Povisa recibe de la Xunta 97 millones al año para atender a 115.000 vecinos del área de Vigo que lo eligen voluntariamente. Son cada vez menos y el centro se queja desde hace años de dificultades financieras. Desde la pasada primavera cobra de las arcas públicas por consulta, prueba o cirugía, no por tarjeta sanitaria. El Gobierno de Alfonso Rueda cambió la forma de pagarle a Povisa tras informes fiscalizadores que criticaban la opacidad del sistema. Por eso fuentes de la plantilla señalan que no creen que la dirección esté aplicando las polémicas recetas del CEO que abogan por recortar la actividad sanitaria para ganar más. El BNG, con todo, ha pedido a Rueda que lo investigue.

Con Fraga de presidente y Alberto Núñez Feijóo de número dos en la Consellería de Sanidade que dirigía José Manuel Romay Beccaría, la Xunta ensayó un sistema en cuatro hospitales que liberaba su gestión y sus contrataciones de controles administrativos. Lo hizo poniendo estos centros en manos de fundaciones públicas, pero fue tal el fiasco financiero que se acabó dando marcha atrás al modelo.
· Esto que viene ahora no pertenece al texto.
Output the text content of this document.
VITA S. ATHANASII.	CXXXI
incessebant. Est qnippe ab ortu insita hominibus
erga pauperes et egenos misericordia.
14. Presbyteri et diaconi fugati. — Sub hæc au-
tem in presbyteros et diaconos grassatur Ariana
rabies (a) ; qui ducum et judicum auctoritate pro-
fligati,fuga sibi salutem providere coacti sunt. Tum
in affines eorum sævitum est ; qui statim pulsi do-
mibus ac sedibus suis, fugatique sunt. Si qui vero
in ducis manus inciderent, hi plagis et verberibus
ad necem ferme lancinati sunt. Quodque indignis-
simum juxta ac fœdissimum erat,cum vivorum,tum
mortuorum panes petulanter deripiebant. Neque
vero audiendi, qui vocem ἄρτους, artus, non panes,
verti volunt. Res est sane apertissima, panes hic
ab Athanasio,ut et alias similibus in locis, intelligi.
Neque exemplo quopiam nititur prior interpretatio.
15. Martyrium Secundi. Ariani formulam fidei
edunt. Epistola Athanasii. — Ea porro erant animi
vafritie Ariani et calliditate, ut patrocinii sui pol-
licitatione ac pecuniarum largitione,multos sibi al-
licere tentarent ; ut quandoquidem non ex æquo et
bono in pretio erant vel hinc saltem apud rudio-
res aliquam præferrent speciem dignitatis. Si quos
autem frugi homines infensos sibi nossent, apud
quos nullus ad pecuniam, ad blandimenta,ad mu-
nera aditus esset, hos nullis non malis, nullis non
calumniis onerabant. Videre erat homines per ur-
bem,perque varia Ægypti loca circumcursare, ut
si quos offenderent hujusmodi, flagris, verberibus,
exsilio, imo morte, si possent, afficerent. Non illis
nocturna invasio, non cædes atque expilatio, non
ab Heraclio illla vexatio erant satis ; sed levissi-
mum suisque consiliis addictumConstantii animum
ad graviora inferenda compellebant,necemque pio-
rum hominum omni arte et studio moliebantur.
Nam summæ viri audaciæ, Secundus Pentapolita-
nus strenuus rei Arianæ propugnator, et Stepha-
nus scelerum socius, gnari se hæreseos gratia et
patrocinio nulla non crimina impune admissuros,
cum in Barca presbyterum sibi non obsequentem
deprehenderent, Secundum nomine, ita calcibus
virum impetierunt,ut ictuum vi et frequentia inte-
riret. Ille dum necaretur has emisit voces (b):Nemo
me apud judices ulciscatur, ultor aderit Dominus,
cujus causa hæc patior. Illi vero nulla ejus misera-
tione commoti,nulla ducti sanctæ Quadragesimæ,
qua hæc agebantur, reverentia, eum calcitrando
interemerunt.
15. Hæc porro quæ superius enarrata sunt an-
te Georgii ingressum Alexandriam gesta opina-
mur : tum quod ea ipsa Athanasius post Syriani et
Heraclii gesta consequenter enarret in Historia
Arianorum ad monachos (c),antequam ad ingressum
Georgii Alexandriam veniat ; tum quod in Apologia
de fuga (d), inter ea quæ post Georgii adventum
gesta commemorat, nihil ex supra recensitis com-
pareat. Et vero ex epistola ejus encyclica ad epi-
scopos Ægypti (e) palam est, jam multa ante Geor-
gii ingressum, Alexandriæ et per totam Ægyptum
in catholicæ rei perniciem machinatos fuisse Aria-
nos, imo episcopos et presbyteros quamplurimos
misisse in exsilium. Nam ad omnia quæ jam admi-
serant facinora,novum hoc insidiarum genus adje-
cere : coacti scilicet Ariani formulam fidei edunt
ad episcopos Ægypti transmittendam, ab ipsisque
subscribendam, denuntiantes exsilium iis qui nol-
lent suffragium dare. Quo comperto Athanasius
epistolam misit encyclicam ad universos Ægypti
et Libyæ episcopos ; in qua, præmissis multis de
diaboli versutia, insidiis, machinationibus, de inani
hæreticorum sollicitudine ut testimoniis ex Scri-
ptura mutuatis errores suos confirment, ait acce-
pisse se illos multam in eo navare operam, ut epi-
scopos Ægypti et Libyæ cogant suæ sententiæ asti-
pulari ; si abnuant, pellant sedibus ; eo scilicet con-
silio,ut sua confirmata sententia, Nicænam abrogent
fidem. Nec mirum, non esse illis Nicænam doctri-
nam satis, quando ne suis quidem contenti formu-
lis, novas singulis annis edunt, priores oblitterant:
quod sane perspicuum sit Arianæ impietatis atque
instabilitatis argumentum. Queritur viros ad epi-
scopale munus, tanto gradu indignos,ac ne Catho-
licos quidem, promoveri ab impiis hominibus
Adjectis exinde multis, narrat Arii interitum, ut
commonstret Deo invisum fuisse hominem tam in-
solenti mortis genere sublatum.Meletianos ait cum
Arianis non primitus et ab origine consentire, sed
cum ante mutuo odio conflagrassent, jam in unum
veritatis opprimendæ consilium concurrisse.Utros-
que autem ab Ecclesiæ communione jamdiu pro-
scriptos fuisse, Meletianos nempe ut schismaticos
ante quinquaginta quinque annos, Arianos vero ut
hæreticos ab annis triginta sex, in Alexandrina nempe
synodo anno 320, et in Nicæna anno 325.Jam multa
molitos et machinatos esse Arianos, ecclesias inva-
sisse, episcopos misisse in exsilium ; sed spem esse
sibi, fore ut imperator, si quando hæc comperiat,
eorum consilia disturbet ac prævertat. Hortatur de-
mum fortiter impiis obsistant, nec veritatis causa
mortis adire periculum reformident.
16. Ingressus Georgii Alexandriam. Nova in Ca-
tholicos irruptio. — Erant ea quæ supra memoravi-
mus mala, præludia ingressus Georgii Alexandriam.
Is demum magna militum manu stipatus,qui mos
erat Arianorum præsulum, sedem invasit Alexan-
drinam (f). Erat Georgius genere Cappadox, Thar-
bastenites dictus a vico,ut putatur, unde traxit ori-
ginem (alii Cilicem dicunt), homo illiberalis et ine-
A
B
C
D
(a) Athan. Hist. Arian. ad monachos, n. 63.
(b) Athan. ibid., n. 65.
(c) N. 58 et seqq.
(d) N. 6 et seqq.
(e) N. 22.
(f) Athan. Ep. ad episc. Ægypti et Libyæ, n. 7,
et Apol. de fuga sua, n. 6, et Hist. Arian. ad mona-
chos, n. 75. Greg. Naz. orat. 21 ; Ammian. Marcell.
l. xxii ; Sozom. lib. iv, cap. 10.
Fue revertido mientras Romay y Feijóo lo extendían por España ya desde el Gobierno de José María Aznar.

Hubo que esperar a que Feijóo sucediese a Fraga para que el PP gallego diese otro paso al frente en la senda privatizadora, de nuevo con Vigo como campo de pruebas. Eso sí, una vez más se quedó lejos de las fórmulas de la Comunidad Valenciana y Madrid. Tras ser investido presidente por primera vez en 2009, Feijóo optó por construir un nuevo hospital público en Vigo con un modelo de colaboración público-privada con el que Fraga nunca se había atrevido.

Para no engordar la deuda autonómica y cumplir con el mandato de austeridad y bajo déficit de aquel momento, el actual líder del PP delegó en una constructora la financiación y ejecución del complejo. La compañía recibió a cambio un canon anual por 20 años y la explotación de los servicios no sanitarios. Feijóo defendió este sistema privatizador como más eficaz, pero tampoco le salió bien: la Xunta tuvo que salir al rescate de la UTE adjudicataria tramitándole un préstamo ante el Banco Europeo de Inversiones y el proyecto acabó costando 470 millones más que si se hubiera ejecutado con una fórmula totalmente pública.